Peter Luff, ministre britannique des achats de défense et Laurent Collet-Billon, délégué général pour l’armement, réaffirment, le mardi 21 juin 2011 sur le stand de MBDA au salon aéronautique du Bourget, l’importance stratégique de la coopération franco-britannique dans le domaine des missiles.

 

Conformément aux décisions du dernier sommet franco-britannique du 2 novembre 2010, la Direction générale de l’armement (DGA) et le DE&S travaillent à la mise en place d’un secteur des missiles plus cohérent autour d’un maitre d’œuvre industriel européen unique, devant conduire à des gains significatifs pour les États (jusqu’à 30% de gains).

 

Laurent Collet-Billon et Peter Luff ont échangé en amont de la présentation des premières analyses sur l’optimisation de notre tissu industriel prévue début juillet.
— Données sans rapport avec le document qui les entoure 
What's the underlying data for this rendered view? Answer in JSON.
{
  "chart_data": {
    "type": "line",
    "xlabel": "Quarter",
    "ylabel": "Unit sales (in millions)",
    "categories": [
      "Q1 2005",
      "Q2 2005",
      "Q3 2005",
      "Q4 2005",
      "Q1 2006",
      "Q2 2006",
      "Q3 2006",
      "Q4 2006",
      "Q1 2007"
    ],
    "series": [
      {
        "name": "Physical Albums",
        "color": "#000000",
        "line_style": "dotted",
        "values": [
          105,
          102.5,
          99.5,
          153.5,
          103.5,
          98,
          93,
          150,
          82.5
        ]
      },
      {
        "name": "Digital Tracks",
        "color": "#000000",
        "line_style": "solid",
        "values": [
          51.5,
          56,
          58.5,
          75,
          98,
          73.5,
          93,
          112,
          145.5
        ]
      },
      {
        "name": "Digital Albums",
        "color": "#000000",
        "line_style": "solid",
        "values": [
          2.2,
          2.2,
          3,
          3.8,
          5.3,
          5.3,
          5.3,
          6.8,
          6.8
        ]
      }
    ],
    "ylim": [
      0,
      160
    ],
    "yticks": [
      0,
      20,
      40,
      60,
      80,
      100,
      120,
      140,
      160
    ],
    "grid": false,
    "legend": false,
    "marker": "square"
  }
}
Parallèlement les deux pays travaillent au rapprochement des méthodes de travail en vue d'une gouvernance de plus en plus commune.

 

La DGA et le DE&S prévoient également de lancer une série de projets pour consolider cette initiative : lancement du développement du missile antisurface naval léger (FASGW(H)/ANL), évaluation des améliorations des missiles de croisière Scalp/Storm Shadow et feuille de route commune pour les technologies de défense aérienne à courte portée.